○エッセイ
『テーマで読み解く日本の文学〜現代女性作家の試み』が発行された。
古代から戦後までの作品を評論する八十二稿を収めている。企画者は大庭みな子と先年他界された三枝和子。
編集委員として岩橋邦枝、津島佑子、中沢けい、道浦母都子、増田みず子らが集まり、執筆は伊藤比呂美、稲葉真弓、小川洋子、荻野アンナ、角田光代、笙野頼子、多和田葉子、俵万智、時実新子、林真理子、藤野千夜、村田喜代子など四十一人(敬称略)。
この本には大きな特徴がある。
これまでの文学史は時代別の編年体で、執筆は男の学者か批評家。しかし本書はテーマ別の編成、評者は女、かつ創作する実作者だ。
テーマにも優れた個性がある。
目次から抜粋すると、神との交わり、異界、エロスと生死、ジェンダー、日常生活、土地と旅、私語りと日記、詩と詞など。
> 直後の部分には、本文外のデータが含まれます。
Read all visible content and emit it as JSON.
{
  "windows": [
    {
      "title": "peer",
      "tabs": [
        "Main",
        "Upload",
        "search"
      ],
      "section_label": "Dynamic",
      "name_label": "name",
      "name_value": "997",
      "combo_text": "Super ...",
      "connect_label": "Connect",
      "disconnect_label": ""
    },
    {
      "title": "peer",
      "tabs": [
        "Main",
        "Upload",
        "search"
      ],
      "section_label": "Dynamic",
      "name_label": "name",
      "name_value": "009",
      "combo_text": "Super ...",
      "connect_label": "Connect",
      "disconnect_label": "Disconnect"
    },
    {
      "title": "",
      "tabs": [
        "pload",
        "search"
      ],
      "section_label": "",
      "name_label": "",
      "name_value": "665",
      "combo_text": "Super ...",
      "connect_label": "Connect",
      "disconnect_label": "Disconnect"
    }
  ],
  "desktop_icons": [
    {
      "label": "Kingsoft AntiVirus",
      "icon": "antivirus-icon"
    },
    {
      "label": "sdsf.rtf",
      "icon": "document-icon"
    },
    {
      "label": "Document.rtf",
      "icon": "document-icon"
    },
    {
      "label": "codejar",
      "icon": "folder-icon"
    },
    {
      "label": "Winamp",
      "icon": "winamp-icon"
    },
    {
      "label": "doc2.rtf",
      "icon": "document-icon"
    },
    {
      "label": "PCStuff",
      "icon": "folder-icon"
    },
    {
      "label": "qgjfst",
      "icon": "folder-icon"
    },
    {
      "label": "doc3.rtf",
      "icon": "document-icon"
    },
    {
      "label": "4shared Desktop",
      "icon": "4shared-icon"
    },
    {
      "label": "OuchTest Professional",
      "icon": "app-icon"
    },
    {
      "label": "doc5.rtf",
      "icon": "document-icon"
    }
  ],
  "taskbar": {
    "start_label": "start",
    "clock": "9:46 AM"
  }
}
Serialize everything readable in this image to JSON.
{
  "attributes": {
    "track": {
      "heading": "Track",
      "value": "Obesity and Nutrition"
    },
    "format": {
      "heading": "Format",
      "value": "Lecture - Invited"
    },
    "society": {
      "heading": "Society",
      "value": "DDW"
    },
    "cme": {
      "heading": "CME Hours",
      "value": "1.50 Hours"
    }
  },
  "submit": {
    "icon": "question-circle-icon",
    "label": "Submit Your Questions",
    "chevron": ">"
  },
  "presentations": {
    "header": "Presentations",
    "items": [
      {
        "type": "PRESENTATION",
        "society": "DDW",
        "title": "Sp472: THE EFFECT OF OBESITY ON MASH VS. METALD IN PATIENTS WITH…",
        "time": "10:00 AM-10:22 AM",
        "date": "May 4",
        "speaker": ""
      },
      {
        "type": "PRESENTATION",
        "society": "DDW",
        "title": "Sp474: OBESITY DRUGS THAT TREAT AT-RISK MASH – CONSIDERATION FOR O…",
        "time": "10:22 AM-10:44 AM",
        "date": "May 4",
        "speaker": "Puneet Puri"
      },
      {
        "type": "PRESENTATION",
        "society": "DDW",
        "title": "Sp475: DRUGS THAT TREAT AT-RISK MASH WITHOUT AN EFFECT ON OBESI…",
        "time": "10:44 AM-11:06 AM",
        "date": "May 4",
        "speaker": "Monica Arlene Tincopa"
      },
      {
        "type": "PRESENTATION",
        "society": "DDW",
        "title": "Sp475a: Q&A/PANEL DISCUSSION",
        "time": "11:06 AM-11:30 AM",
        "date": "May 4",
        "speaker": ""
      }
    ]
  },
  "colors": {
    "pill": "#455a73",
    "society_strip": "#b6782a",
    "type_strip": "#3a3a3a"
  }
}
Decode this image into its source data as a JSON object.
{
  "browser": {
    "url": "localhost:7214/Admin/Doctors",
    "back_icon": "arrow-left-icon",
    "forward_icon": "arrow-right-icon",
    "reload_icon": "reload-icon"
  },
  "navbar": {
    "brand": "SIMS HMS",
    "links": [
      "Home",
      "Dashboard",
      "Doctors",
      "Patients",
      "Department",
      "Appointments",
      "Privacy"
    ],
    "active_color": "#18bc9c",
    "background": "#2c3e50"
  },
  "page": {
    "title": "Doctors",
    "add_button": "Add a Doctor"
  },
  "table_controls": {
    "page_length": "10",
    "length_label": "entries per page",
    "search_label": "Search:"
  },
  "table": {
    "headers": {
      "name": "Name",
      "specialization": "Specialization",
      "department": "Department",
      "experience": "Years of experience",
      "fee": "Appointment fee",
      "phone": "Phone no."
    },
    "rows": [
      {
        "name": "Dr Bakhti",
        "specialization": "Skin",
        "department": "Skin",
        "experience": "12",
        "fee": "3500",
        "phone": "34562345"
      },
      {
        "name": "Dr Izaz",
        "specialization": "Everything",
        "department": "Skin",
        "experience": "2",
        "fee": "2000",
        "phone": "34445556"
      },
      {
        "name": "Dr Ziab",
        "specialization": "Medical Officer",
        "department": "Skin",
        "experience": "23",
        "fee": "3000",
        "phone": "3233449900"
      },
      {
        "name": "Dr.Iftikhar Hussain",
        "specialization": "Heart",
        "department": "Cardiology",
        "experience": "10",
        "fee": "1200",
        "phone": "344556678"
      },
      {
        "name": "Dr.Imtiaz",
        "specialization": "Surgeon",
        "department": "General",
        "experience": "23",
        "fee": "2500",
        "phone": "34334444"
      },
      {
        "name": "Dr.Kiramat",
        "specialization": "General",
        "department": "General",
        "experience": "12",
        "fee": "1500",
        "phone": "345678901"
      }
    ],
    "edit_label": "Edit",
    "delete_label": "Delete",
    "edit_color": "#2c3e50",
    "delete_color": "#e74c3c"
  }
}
つまり、男に対する「女」、中央に対する「地方」(アイヌや沖縄など)、西洋的な異性愛強制に対する「揺らぎのある性」、覚醒を求める近代に対する「幻想」と「異界」、権力者に対する「庶民」、書き言葉に対する「口承」、父系制に対する「母系制」といった、従来見過ごされてきた視点が鋭くある。
ちなみに私はジェンダーの章に、『古事記』に出てくる醜男(大国主神)と醜女の描写比較、さらに『堤中納言物語』の「虫めづる姫君」から、毛虫を好み化粧をしないナチュラリストの姫、つまり女らしさの規範から外れる娘がどう評されているか、の二稿を書いた。